I hate writing
I’ve been working on a couple different assemblers for Ruby. Fisk is a pure Ruby x86 assembler. You can use it to generate bytes that can be executed on x86 machines. AArch64 is a pure Ruby ARM64 assembler. You can use it to generate bytes that can be executed on ARM64 machines.
Both of these libraries just generate bytes that can be interpreted by their respective processors. Unfortunately you can’t just generate bytes and expect the CPU to execute them. You first need to put the bytes in executable memory before you can hand them off to the CPU for execution. Executable memory is basically the same thing regardless of CPU architecture, so I decided to make a library called JITBuffer that encapsulates executable memory manipulation.
To use the
JITBuffer, you write platform specific bytes to the buffer, then give the buffer to the CPU for execution.

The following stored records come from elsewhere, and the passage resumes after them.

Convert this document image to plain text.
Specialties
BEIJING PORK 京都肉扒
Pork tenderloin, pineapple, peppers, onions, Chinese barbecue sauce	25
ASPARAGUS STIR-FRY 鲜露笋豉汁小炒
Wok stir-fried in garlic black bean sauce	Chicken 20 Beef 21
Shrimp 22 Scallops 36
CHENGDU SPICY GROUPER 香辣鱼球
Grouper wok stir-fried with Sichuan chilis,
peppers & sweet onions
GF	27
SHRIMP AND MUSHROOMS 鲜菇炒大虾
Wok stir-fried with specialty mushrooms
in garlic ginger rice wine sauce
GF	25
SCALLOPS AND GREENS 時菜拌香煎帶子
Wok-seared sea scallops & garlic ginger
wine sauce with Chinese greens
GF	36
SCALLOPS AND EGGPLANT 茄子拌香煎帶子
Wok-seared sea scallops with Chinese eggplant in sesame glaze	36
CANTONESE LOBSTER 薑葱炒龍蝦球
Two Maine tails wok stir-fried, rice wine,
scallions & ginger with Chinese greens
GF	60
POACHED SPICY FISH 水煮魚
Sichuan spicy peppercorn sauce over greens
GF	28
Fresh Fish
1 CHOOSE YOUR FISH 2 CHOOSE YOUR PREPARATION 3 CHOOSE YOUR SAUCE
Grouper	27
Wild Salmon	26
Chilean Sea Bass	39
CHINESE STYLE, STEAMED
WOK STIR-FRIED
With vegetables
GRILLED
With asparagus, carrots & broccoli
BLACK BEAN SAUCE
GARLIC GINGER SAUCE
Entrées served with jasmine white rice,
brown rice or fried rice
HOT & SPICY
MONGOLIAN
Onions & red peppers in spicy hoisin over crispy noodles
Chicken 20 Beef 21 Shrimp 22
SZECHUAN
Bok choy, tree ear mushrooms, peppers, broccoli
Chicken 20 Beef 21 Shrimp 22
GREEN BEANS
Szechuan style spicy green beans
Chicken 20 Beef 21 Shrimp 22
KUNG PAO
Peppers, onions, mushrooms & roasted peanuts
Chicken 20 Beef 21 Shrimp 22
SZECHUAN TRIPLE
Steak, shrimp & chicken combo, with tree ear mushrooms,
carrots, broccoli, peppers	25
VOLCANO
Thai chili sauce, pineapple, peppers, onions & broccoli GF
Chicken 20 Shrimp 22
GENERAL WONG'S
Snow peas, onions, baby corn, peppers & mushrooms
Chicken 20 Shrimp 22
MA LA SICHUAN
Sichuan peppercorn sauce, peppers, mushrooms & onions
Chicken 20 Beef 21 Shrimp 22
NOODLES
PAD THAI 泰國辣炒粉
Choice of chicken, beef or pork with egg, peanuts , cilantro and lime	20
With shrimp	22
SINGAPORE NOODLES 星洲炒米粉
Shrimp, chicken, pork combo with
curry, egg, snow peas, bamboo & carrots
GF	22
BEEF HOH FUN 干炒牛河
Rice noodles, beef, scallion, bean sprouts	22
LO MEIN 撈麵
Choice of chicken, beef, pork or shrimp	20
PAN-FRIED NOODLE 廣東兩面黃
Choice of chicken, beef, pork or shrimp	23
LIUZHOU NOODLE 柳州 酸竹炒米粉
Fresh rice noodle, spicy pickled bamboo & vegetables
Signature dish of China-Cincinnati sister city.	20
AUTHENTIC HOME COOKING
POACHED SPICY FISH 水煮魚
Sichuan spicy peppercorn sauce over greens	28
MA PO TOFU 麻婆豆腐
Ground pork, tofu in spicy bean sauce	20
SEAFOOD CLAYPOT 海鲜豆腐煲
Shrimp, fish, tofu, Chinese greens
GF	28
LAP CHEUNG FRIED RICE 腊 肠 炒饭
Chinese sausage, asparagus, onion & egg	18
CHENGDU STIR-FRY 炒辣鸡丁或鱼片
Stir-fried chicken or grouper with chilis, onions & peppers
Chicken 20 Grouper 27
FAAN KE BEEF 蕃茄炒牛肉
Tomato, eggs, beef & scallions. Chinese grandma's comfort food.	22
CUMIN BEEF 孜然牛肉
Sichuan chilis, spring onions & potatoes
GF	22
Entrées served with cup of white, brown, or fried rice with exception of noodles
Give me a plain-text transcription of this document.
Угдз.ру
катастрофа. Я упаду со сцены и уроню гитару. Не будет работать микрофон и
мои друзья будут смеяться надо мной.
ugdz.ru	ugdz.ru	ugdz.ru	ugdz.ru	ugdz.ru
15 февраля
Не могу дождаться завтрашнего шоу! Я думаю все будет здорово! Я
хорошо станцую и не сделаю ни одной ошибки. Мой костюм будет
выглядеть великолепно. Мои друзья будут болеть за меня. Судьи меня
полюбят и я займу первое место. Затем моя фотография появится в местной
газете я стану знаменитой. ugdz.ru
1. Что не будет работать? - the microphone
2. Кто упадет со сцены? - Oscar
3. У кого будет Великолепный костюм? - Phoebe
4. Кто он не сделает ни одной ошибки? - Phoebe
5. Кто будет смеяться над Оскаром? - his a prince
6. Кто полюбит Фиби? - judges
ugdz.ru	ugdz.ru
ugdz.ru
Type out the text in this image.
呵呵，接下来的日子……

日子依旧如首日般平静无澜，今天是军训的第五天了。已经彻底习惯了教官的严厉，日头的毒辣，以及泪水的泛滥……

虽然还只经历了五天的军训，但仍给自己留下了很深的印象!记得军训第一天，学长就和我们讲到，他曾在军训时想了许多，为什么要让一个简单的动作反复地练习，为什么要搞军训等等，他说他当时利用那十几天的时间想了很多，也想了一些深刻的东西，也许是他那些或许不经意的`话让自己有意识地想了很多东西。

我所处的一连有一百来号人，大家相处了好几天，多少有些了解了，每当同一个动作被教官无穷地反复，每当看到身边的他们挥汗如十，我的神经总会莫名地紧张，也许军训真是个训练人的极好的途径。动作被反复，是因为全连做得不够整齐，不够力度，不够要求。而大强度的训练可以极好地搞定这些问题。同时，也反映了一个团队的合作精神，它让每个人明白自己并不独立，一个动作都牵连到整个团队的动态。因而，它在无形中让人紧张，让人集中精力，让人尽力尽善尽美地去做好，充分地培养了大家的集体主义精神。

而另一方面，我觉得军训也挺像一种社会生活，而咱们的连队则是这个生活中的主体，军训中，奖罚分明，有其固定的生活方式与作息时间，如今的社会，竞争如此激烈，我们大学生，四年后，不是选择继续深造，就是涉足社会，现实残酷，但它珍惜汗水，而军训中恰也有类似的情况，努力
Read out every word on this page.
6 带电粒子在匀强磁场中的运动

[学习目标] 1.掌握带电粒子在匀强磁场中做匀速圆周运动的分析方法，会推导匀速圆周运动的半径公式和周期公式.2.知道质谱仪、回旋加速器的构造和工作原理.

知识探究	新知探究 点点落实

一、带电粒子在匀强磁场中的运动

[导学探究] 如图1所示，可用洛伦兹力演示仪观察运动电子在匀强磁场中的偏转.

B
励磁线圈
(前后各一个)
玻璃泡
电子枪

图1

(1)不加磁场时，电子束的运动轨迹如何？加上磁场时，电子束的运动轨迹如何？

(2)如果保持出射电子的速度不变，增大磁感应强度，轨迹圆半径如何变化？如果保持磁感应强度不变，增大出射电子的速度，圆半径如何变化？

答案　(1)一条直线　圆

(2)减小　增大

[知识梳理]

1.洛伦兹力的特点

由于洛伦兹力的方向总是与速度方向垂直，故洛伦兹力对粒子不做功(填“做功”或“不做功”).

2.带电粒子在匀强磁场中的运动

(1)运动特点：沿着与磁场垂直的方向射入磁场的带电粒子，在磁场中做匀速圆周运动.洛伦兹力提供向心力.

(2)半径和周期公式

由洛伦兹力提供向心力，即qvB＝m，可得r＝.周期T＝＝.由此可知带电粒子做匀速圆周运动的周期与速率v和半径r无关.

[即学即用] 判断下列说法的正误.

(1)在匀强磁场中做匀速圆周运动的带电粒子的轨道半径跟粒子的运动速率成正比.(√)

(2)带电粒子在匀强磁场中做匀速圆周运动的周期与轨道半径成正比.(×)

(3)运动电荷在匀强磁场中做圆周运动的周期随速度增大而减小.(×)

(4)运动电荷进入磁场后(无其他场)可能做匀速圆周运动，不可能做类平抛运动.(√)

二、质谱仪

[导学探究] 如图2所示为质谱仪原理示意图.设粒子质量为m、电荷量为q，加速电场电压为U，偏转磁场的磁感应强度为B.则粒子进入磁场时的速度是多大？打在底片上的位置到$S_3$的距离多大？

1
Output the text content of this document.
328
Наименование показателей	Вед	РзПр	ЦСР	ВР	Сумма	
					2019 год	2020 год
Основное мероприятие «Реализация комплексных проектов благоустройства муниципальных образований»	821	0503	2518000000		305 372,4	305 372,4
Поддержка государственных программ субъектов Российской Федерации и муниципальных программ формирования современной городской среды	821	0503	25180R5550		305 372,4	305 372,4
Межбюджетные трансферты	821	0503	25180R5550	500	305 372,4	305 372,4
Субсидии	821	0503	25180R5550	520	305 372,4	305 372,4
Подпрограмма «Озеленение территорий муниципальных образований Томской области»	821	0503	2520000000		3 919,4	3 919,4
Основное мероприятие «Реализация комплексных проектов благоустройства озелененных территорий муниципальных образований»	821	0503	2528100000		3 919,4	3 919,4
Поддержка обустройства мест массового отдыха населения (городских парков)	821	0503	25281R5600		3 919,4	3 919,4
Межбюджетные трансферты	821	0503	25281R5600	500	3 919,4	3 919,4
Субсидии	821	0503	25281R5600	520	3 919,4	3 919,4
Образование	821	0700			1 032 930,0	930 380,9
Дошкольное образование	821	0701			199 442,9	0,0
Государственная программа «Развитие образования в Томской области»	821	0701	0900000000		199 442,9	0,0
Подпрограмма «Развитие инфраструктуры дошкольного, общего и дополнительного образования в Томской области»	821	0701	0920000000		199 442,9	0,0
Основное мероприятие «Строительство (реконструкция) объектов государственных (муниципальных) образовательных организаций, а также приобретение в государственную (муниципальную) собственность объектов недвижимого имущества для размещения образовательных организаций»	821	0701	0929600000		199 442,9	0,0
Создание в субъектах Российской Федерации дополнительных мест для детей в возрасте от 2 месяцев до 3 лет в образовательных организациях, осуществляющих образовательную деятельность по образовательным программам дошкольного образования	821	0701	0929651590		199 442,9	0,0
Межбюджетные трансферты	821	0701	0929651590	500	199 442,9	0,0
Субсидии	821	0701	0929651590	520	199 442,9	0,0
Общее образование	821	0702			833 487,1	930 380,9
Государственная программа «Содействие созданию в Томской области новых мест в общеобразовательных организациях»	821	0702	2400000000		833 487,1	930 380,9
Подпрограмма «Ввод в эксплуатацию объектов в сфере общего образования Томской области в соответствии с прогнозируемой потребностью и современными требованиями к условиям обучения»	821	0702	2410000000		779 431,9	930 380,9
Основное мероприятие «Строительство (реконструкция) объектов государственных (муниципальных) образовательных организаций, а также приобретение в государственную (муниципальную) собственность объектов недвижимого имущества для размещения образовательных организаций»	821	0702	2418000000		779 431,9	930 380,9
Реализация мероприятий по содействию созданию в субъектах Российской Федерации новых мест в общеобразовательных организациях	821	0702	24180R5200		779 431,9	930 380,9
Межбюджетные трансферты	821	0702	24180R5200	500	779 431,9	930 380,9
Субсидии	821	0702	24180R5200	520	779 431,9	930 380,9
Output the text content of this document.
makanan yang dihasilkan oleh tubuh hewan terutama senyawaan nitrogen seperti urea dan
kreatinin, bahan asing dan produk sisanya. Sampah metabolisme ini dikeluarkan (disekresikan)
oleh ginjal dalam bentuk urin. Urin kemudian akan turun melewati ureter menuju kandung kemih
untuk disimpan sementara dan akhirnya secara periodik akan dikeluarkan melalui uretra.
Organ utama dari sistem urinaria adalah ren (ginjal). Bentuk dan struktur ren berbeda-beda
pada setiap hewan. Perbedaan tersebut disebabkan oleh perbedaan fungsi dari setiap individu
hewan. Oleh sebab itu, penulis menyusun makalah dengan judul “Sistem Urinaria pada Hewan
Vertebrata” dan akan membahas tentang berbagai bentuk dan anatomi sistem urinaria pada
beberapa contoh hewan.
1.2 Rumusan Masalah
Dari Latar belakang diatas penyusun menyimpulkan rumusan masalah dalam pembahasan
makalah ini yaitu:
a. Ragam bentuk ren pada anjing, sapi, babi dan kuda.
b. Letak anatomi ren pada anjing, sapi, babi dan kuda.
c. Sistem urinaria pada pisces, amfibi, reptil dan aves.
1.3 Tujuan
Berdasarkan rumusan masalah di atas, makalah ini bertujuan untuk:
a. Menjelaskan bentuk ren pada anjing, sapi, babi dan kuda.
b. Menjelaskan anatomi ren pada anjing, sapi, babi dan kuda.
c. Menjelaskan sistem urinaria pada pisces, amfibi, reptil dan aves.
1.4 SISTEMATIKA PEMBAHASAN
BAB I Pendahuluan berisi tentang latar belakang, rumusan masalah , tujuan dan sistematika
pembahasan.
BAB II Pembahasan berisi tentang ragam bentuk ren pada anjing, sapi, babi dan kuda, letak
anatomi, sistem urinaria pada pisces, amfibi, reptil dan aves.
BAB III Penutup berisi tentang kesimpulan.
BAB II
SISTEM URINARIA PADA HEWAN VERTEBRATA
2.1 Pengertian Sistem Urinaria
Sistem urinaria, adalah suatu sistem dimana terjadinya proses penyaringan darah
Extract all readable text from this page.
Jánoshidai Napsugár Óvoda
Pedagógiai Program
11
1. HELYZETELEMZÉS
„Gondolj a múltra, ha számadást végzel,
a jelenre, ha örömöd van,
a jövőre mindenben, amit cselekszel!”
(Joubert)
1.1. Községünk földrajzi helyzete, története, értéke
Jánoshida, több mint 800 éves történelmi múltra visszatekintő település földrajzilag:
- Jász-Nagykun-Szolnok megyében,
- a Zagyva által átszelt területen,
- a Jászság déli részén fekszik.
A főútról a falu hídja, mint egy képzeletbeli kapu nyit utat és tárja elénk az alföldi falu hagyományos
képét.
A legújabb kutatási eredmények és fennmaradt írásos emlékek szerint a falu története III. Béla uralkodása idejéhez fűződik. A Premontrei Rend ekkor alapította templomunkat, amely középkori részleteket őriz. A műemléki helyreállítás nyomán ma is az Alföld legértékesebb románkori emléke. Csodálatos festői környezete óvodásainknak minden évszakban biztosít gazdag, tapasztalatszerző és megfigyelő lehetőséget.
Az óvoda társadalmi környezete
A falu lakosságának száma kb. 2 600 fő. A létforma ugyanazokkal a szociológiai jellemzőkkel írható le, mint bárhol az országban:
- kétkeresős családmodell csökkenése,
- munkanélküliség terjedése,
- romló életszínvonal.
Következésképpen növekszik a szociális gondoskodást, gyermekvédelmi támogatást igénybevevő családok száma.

Here is an example on the ARM64 platform:
require "aarch64" require "jit_buffer" require "fiddle" asm = AArch64::Assembler.new # Make some instructions. These instructions simply # return the value 0xF00DCAFE asm.pretty do asm.movz x0, 0xCAFE asm.movk x0, 0xF00D, lsl(16) asm.ret end # Write the bytes to executable memory: buf = JITBuffer.new(4096) buf.writeable! asm.write_to buf buf.executable! # Point the CPU at the executable memory func = Fiddle::Function.new(buf.to_i, , -Fiddle::TYPE_INT) p func.call.to_s(16) # => "f00dcafe"
The example uses the
AArch64 gem to assemble ARM64 specific bytes, the
JITBuffer gem to allocate executable memory, and the
Fiddle gem to point the CPU at the executable memory and run it.
Tests are important I guess, so I thought it would be a good idea to write tests for the
My goal for the test is to ensure that it’s actually possible to execute the bytes in the buffer itself.
I’m not a huge fan of stubs or mocks and I try to avoid them if possible, so I wanted to write a test that would actually execute the bytes in the buffer.
I also want the test to be “cross platform” (where “cross platform” means “works on x86_64 and ARM64”).
Writing a test like this would mean writing something like the following:
def test_can_execute buf = JITBuffer.new(4096) platform = figure_out_what_platform_we_are_on() if platform == "arm64" # write arm64 specific bytes buf.write(...) else # write x86_64 specific bytes buf.write(...) end # Use fiddle to execute end
As I said at the start though, I hate writing
if statements, and I’d rather avoid it if possible.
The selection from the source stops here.